The USD/JPY has been gaining strength these past few weeks, pushing past the resistance level of the 2015 high at 125.8, as the dollar gained strength. Early on Wednesday, USD/JPY climbed to 129.4, benefiting from a weakening yen, but withdrew to 127.4 later in the day, as the dollar slid. If the USD/JPY declines, support might be found near the 121.3 level and further down near the 118 level.
The safe-haven dollar is boosted by continuing Russian hostilities against Ukraine. The Yen is also considered a safe-haven currency but has been underperforming, despite an increased risk-aversion sentiment, and many investors have been doubting its safe-haven status.
On Wednesday, the BOJ further supported its loose monetary policy by offering to buy an unlimited amount of bonds. The BOJ reiterated its stance of maintaining yield curve control, with the benchmark 10-year Japanese government bond yielding below 0.25%. Economic data released on Wednesday for Japan were mostly lower than expected and showed that the economy in Japan is sluggish, putting pressure on the Yen.
The primary driver of the Yen over the past few months has been the BOJ’s fiscal policy.
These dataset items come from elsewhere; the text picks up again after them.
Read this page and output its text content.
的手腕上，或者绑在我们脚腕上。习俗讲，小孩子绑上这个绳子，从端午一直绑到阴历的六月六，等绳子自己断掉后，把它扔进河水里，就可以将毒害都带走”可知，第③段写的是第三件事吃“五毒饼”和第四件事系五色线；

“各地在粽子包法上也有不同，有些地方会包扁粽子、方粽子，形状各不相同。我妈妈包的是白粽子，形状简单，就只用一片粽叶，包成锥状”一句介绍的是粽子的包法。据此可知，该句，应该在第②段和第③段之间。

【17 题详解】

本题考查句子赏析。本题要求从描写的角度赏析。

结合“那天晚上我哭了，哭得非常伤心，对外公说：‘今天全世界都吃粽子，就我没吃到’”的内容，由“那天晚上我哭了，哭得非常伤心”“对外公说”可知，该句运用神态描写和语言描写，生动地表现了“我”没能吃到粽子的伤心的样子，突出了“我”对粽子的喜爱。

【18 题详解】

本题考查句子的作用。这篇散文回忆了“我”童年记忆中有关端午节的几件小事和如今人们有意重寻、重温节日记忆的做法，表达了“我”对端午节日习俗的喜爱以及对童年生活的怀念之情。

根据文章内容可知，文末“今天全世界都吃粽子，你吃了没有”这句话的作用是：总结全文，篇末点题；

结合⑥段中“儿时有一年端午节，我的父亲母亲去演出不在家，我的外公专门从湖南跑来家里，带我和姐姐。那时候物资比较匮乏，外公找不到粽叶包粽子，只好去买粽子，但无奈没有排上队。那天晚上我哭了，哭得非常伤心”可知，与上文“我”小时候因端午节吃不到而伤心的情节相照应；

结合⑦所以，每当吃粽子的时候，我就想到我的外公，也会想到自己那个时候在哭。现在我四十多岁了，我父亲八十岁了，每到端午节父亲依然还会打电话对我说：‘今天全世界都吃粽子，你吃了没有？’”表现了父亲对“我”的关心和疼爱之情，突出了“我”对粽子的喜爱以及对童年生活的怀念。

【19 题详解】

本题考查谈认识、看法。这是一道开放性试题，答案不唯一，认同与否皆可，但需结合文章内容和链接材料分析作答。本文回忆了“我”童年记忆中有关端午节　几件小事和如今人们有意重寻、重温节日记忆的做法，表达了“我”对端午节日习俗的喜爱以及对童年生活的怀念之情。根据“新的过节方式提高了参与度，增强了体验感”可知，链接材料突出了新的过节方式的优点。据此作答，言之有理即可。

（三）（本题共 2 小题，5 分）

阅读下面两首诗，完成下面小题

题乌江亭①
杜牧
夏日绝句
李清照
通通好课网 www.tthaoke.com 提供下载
Last week, the Yen has been pushed down by the persistently dovish stance of the BOJ. Bank of Japan officials acknowledge the impact on the Japanese economy from increased import costs due to the weak yen but persist in following an ultra-easy monetary policy to support the struggling economy. While other countries are moving towards quantitative tightening to return to pre-pandemic fiscal policies, Japan continues to pour money into the economy.
The Bank of Japan has maintained its negative interest rate from -0.10%, while other Central Banks are moving towards a policy normalization after the pandemic and are raising their benchmark interest rates. The difference in interest rates with other major Central Banks, especially with the Fed, puts the Yen at a disadvantage, driving its price down.
Japan’s core CPI may climb around 2% in April, similar to other countries that are expected to see a peak in inflation rates around the same time, largely due to the effect of the increase in oil prices. Japan is a net energy importer and the current energy crisis is damaging the country’s terms of trade and overall economic health. The rising cost of oil is causing goods prices to rise in Japan, with oil imports accounting for 80% of the country’s oil consumption.